Gli attuali acceleratori ospedalieri, come quelli in funzione, nel Veneto, a Castelfranco e Negrar, producono fluoro 18, il radioisotopo d’uso più comune. Ma c’è tutta una serie di isotopi che non possono essere prodotti in ciclotroni ospedalieri di piccola potenza, ma che sono interessanti per la sperimentazione medica.

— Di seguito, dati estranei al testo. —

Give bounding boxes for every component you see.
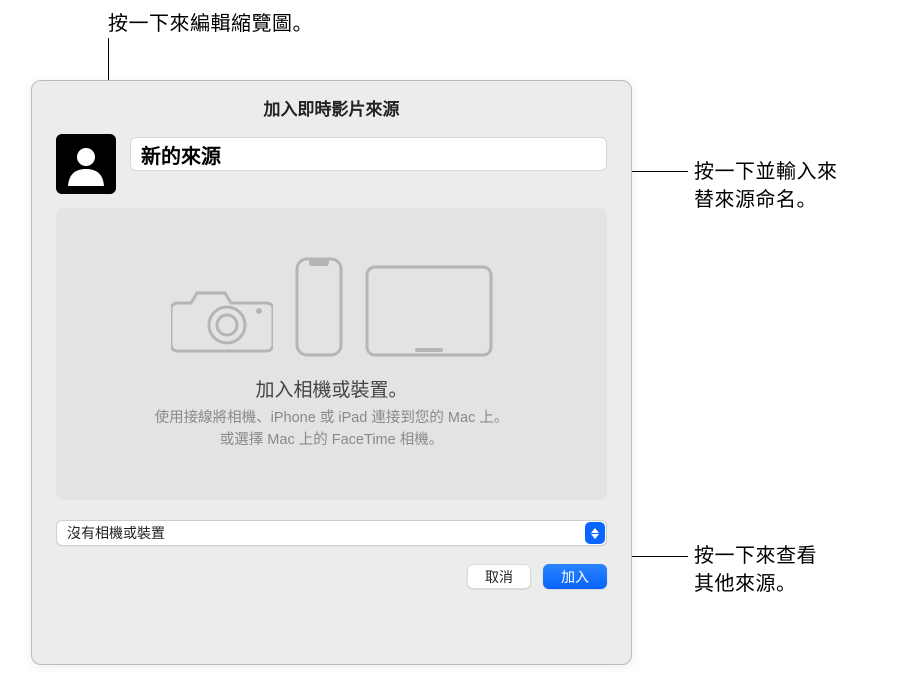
source-header-row	[56, 134, 607, 194]
camera-device-select[interactable]: 沒有相機或裝置	[56, 520, 607, 546]
dialog-title: 加入即時影片來源	[56, 95, 607, 120]
callout-text: 其他來源。	[694, 573, 797, 595]
iphone-icon	[295, 257, 343, 357]
cancel-button[interactable]: 取消	[467, 564, 531, 589]
camera-select-row: 沒有相機或裝置	[56, 520, 607, 546]
callout-text: 按一下來查看	[694, 545, 817, 567]
select-value: 沒有相機或裝置	[67, 523, 165, 543]
camera-icon	[171, 281, 273, 357]
source-thumbnail-button[interactable]	[56, 134, 116, 194]
device-drop-zone: 加入相機或裝置。 使用接線將相機、iPhone 或 iPad 連接到您的 Mac…	[56, 208, 607, 500]
device-zone-description: 使用接線將相機、iPhone 或 iPad 連接到您的 Mac 上。 或選擇 M…	[155, 408, 509, 450]
callout-edit-thumbnail: 按一下來編輯縮覽圖。	[108, 10, 313, 38]
device-zone-desc-line: 使用接線將相機、iPhone 或 iPad 連接到您的 Mac 上。	[155, 410, 509, 426]
ipad-icon	[365, 265, 493, 357]
person-silhouette-icon	[64, 142, 108, 186]
callout-text: 按一下並輸入來	[694, 161, 838, 183]
callout-name-source: 按一下並輸入來 替來源命名。	[694, 158, 894, 214]
add-live-video-source-dialog: 加入即時影片來源 加入相機或	[31, 80, 632, 665]
callout-text: 替來源命名。	[694, 189, 817, 211]
add-button[interactable]: 加入	[543, 564, 607, 589]
source-name-input[interactable]	[130, 137, 607, 171]
device-zone-desc-line: 或選擇 Mac 上的 FaceTime 相機。	[220, 432, 443, 448]
device-zone-title: 加入相機或裝置。	[255, 375, 407, 402]
device-icons-row	[171, 257, 493, 357]
dialog-button-row: 取消 加入	[56, 564, 607, 589]
callout-see-sources: 按一下來查看 其他來源。	[694, 542, 894, 598]
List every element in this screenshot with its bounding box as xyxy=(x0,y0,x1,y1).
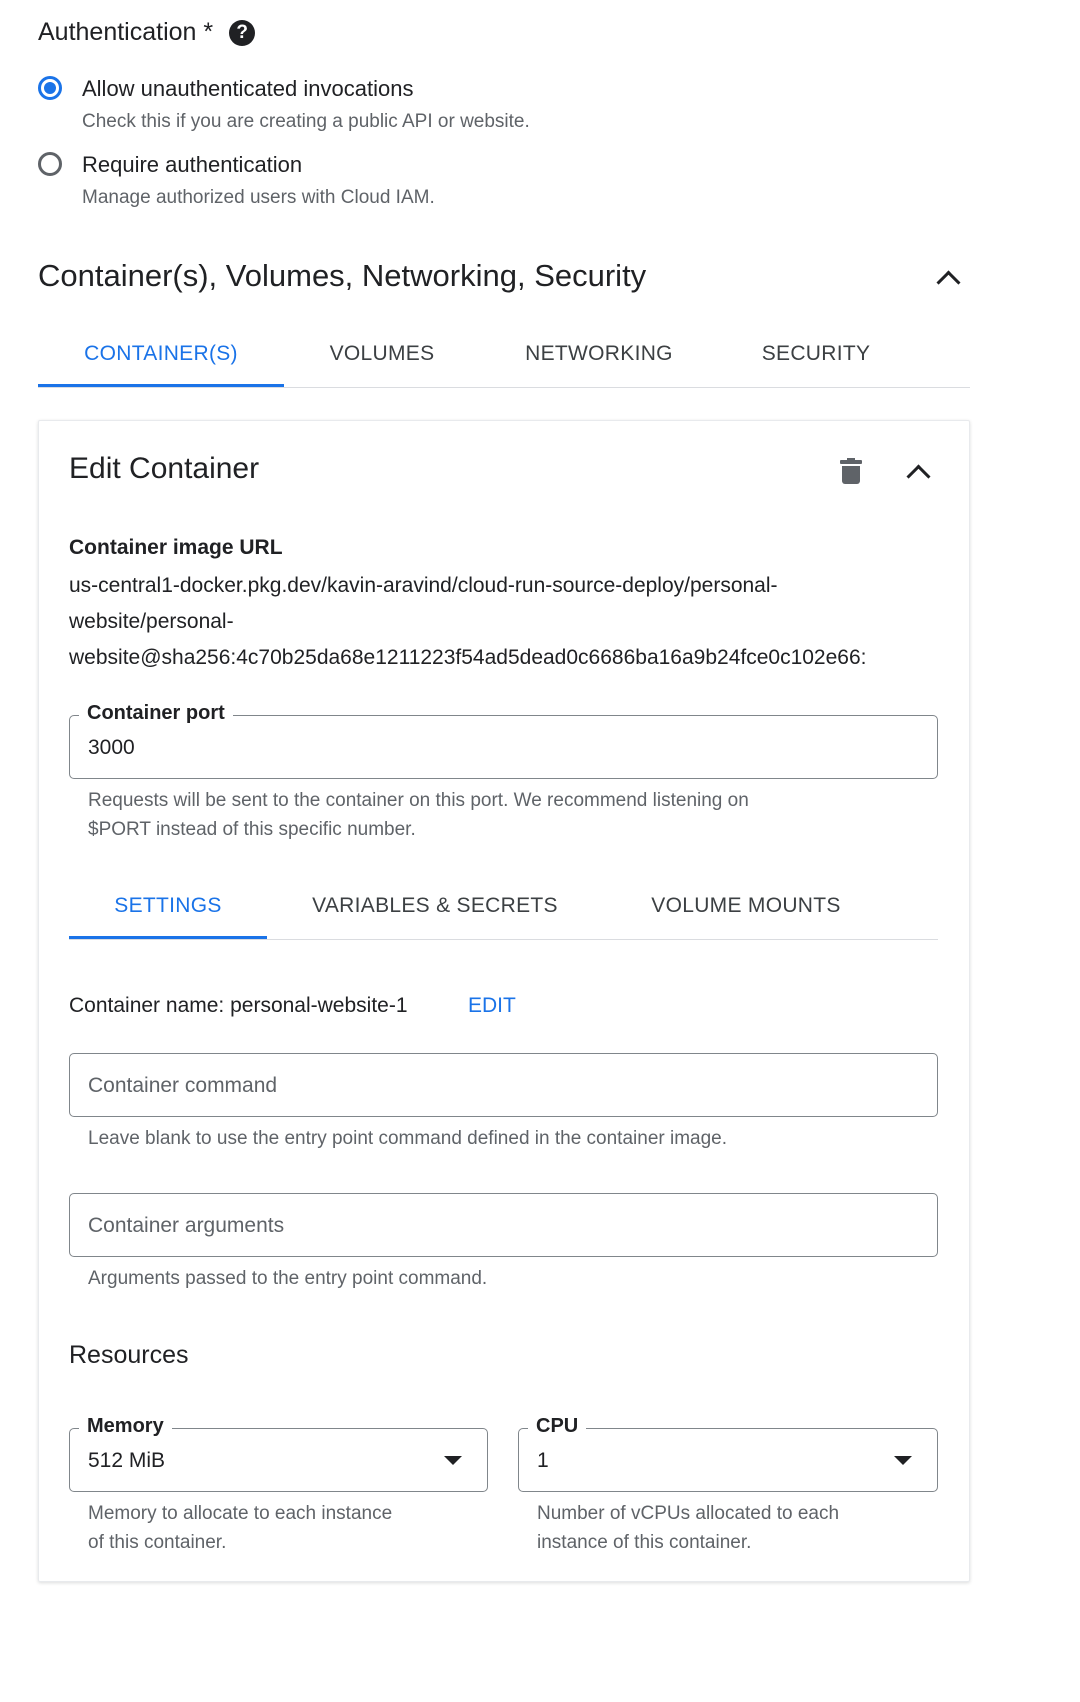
container-arguments-placeholder[interactable]: Container arguments xyxy=(88,1214,284,1238)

In particolare si sta studiando una serie di nuclei dalle proprietà “teragnostiche”, che mettono insieme terapia e diagnostica. La speranza, in altre parole, affidata a questi nuovi nuclei è che servano sia a localizzare le cellule malate che a distruggerle, con effetto curativo. Si realizza un po’ la situazione delle “bombe intelligenti” che scoprono il bersaglio e contemporaneamente vanno a distruggerlo. Vari paesi si stanno dotando di ciclotroni di nuova generazione, ma sono macchine ancora relativamente poco diffuse; in Europa oltre a quello di Legnaro, ce n’è un altro, in Francia, che ha capacità analoghe, Spiral2. Spes e Spiral2 sono parte di un più ampio progetto europeo, Eurisol, che comprende anche il potenziamento dell’apparecchiatura già esistente al Cern di Ginevra, Isolde.